Let’s take love, for example.  We meet someone and the person is funny or smart or good-looking or thoughtful or the sex is good or whatever and we put these perceptions together at some point and our mind says that we love the person.  We feel in love and are often swept away by the emotion.  It’s a very pleasurable emotion, until the relationship fails.  Then, because we are attached to this love, we feel bereft and distraught and often angry.  We suffer.

Typically what is really happening in a relationship is that the person is meeting various needs of ours … we like being catered to, to be in the company of someone funny, have simulating conversation, and good sex … and that is why we feel in love with the person.  But as Krishnamurti wrote in Freedom from the Known, one cannot love someone if one needs the person, because need is conditional and true love is unconditional.  One can only truly love someone for who the person is, not for what he or she does for us.  So what we thought was love really wasn’t love at all.

Indeed, that is why there is so much divorce.  People grow and change, and as they do their needs change.  Because the basis of the relationship was meeting needs, when the other person is no longer meeting those needs, we no longer feel “in love” with the person.  Ergo, divorce.

Right emotions and perceptions, on the other hand, come from our heart, from our true Buddha nature, our unborn Buddha mind.  These are a function of Right View, the first of the Noble Eightfold Path.  These are not dependent; they are not a product of our learned experience or our mind.  These are not a function of ego, of not-self.  These are not impermanent.  These are intuitive.  

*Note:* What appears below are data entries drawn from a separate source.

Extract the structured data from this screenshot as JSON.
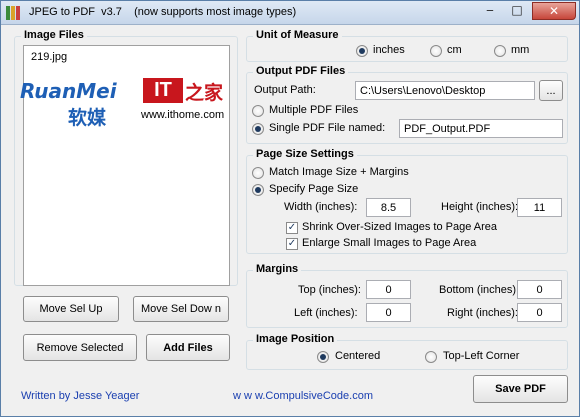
{
  "window": {
    "title": "JPEG to PDF  v3.7    (now supports most image types)",
    "minimize": "‒",
    "maximize": "□",
    "close": "✕"
  },
  "colors": {
    "accent": "#1a3fb0",
    "title_bg": "#c6d6ea",
    "close_bg": "#c7463a"
  },
  "image_files": {
    "heading": "Image Files",
    "items": [
      "219.jpg"
    ],
    "logo": {
      "brand1": "RuanMei",
      "brand1_cn": "软媒",
      "brand2": "IT",
      "brand2_cn": "之家",
      "url": "www.ithome.com"
    }
  },
  "buttons": {
    "move_up": "Move Sel Up",
    "move_down": "Move Sel Dow n",
    "remove": "Remove Selected",
    "add": "Add Files",
    "browse": "...",
    "save": "Save PDF"
  },
  "unit": {
    "heading": "Unit of Measure",
    "options": [
      "inches",
      "cm",
      "mm"
    ],
    "selected": "inches"
  },
  "output": {
    "heading": "Output PDF Files",
    "path_label": "Output Path:",
    "path_value": "C:\\Users\\Lenovo\\Desktop",
    "multiple_label": "Multiple PDF Files",
    "single_label": "Single PDF File named:",
    "single_value": "PDF_Output.PDF",
    "selected": "single"
  },
  "page_size": {
    "heading": "Page Size Settings",
    "match_label": "Match Image Size + Margins",
    "specify_label": "Specify Page Size",
    "selected": "specify",
    "width_label": "Width (inches):",
    "width_value": "8.5",
    "height_label": "Height (inches):",
    "height_value": "11",
    "shrink_label": "Shrink Over-Sized Images to Page Area",
    "shrink_checked": true,
    "enlarge_label": "Enlarge Small Images to Page Area",
    "enlarge_checked": true,
    "check_mark": "✓"
  },
  "margins": {
    "heading": "Margins",
    "top_label": "Top (inches):",
    "top_value": "0",
    "bottom_label": "Bottom (inches):",
    "bottom_value": "0",
    "left_label": "Left (inches):",
    "left_value": "0",
    "right_label": "Right (inches):",
    "right_value": "0"
  },
  "position": {
    "heading": "Image Position",
    "options": [
      "Centered",
      "Top-Left Corner"
    ],
    "selected": "Centered"
  },
  "footer": {
    "author": "Written by Jesse Yeager",
    "site": "w w w.CompulsiveCode.com"
  }
}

Unfortunately, there is no way to talk about these various truths other than using the same words that have been developed to describe their dependent versions … love, right, wrong, good, bad.   One sees this even in the term “Right View.”   And so it can be very confusing.

Here’s another example.  A well known Buddhist concept is that there is no right or wrong.  Well that seems like a ridiculous statement.  How can that be so?  Look at all the evil in the world, all the people who do others harm.

What the Buddhist statement really means is that any perception of right or wrong that comes from the mind, from our learned experience, is empty, it is conditional, it is a product of our mind and is not necessarily a reflection of reality.  To understand what is truth in the Buddhist sense, I can do no better that to quote these lies from an ancient Chinese poem, “Affirming Faith in Mind.”

The great way is not difficult for those who do not pick and choose.
When preferences are cast aside the way stands clear and undisguised.
If you would clearly see the truth, discards opinions pro and con.
To founder in like and dislike is nothing but the mind’s disease.
And not to see the way’s deep truth disturbs the mind’s essential peace.

Clearly, being one with your unborn Buddha mind is not to lack discernment.  It’s that the discernment comes from the heart, from the Buddha mind, not from our learned experience and our ego thinking-mind.  One sees the truth without exercising power of mind.  And because these are not a product of our mind, we do not become attached to them, we do not cling to them.  

So whether we encounter a person or a situation that we discern as harmful or joyful, we are aware but our mind rests undisturbed.  We do not get agitated or excited.  We do not take it personally.  We have compassion.  As the Chinese poem noted above states, “Thought cannot reach this sate of truth, here feelings are of no avail.”


I hope this has made the teaching less confusing, if not clear.